Wednesday, July 9, 2008

Room for a backpack

Youth hostel could make affordable accommodation in Ketchum a reality

Express Staff Writer

Irwin Sentilles Photo by Willy Cook

While the five-star Warm Springs Ranch Resort and Hotel Ketchum applications meander their way through the public process, Ketchum might not have to wait too long for a new accommodation alternative.

Chris Campbell and Irwin Sentilles, representing the Ketchum-based design firm First Fourth, presented the City Council with initial designs for the Sun Valley Youth Hostel on Monday.

As presented, the hostel, which would be located in the existing 411 Building, seated at the northeast corner of Leadville Avenue and Sixth Street, would hold 64 beds at a cost between $35 and $50 per night.

"From what we know, there hasn't ever been a hostel in the area," Sentilles said in an interview on Tuesday.

Sentilles said that the owners of the building, who he declined to identify, came to First Fourth with the idea in February, looking to assess the feasibility of creating a hostel at that location.

"They're interested in the idea and the vibrancy it could bring to downtown Ketchum," Sentilles said.

Without a doubt, the hostel's room rate would bring in a different segment of the tourist market than the above mentioned proposed hotels, which would cost around 10 times more per night.

"At the beginning we didn't know if it would be possible or profitable," Sentilles said of the project that would target guests age 20 to 35. "Fortunately, since they already own the building, the expense won't be too large, just the cost of operating staff."

While the penthouse condominium on the top floor would remain, the other three floors would be gutted and redesigned to include beds, lockers, lounges and a kitchen area, among other facilities.

As the outside of the building will remain unchanged, the renovation will not require a design review or public hearing process.

However, Sentilles and Campbell were in front of the council not only to publicly introduce the plan, but also to begin solving the greatest stumbling block: inadequate available parking.

While the city's ordinance governing parking allows seven on-site parking spaces, Sentilles said that this would not satisfy practical demand of the hostel, which would need around 30 spaces based on a 50 percent occupancy rate.

"If we can't park 30 guest cars, we can't really run the business," Sentilles said.

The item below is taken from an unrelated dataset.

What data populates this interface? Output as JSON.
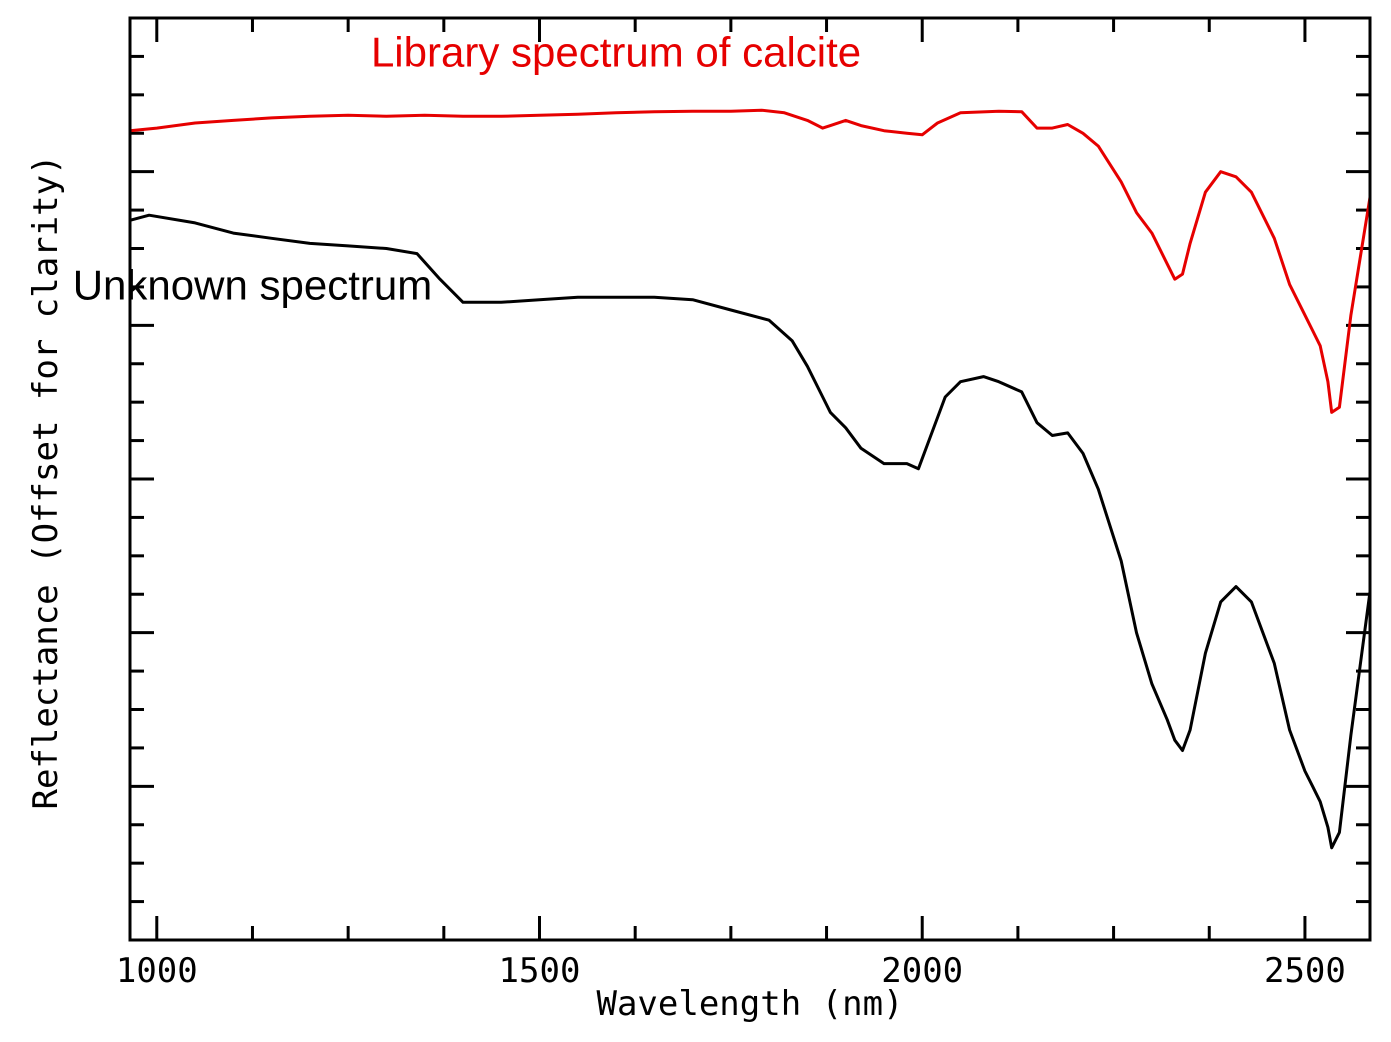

To address this need, Sentilles proposed leasing a portion of Ketchum's Park 'n Ride lot, located next to the Wood River Community YMCA, for hostel guests.

Guests would then be able to walk or take the bus back downtown.

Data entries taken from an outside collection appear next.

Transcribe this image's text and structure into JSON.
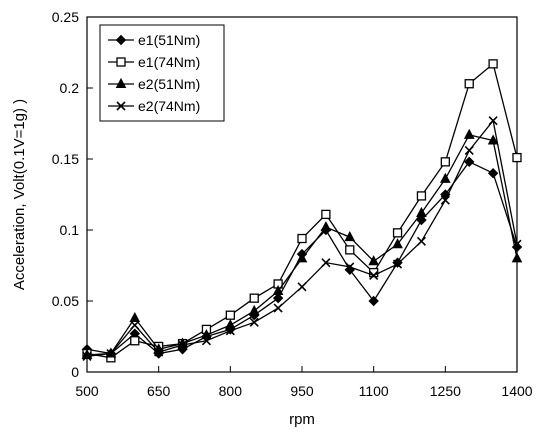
{
  "chart_data": {
    "type": "line",
    "xlabel": "rpm",
    "ylabel": "Acceleration, Volt(0.1V=1g) )",
    "xlim": [
      500,
      1400
    ],
    "ylim": [
      0,
      0.25
    ],
    "x_ticks": [
      "500",
      "650",
      "800",
      "950",
      "1100",
      "1250",
      "1400"
    ],
    "y_ticks": [
      "0",
      "0.05",
      "0.1",
      "0.15",
      "0.2",
      "0.25"
    ],
    "legend_position": "top-left",
    "x": [
      500,
      550,
      600,
      650,
      700,
      750,
      800,
      850,
      900,
      950,
      1000,
      1050,
      1100,
      1150,
      1200,
      1250,
      1300,
      1350,
      1400
    ],
    "series": [
      {
        "name": "e1(51Nm)",
        "marker": "diamond-filled",
        "values": [
          0.016,
          0.013,
          0.027,
          0.013,
          0.016,
          0.025,
          0.03,
          0.04,
          0.052,
          0.083,
          0.1,
          0.072,
          0.05,
          0.077,
          0.107,
          0.125,
          0.148,
          0.14,
          0.088
        ]
      },
      {
        "name": "e1(74Nm)",
        "marker": "square-open",
        "values": [
          0.013,
          0.01,
          0.022,
          0.018,
          0.02,
          0.03,
          0.04,
          0.052,
          0.062,
          0.094,
          0.111,
          0.086,
          0.07,
          0.098,
          0.124,
          0.148,
          0.203,
          0.217,
          0.151
        ]
      },
      {
        "name": "e2(51Nm)",
        "marker": "triangle-filled",
        "values": [
          0.012,
          0.013,
          0.038,
          0.016,
          0.02,
          0.026,
          0.033,
          0.043,
          0.057,
          0.08,
          0.102,
          0.095,
          0.078,
          0.09,
          0.112,
          0.136,
          0.167,
          0.163,
          0.08
        ]
      },
      {
        "name": "e2(74Nm)",
        "marker": "x",
        "values": [
          0.011,
          0.013,
          0.033,
          0.014,
          0.019,
          0.022,
          0.029,
          0.035,
          0.045,
          0.06,
          0.077,
          0.074,
          0.068,
          0.076,
          0.092,
          0.121,
          0.156,
          0.177,
          0.09
        ]
      }
    ]
  }
}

While the council didn't schedule a meeting to discuss this proposal, Sentilles said they're hoping to be back before the council next month.

Ketchum Mayor Randy Hall said that although there could be a problem with future use of the parking lot, he supported the project in general.

"I think this is a great idea and the location is perfect," Hall said during the meeting. "We need this kind of product."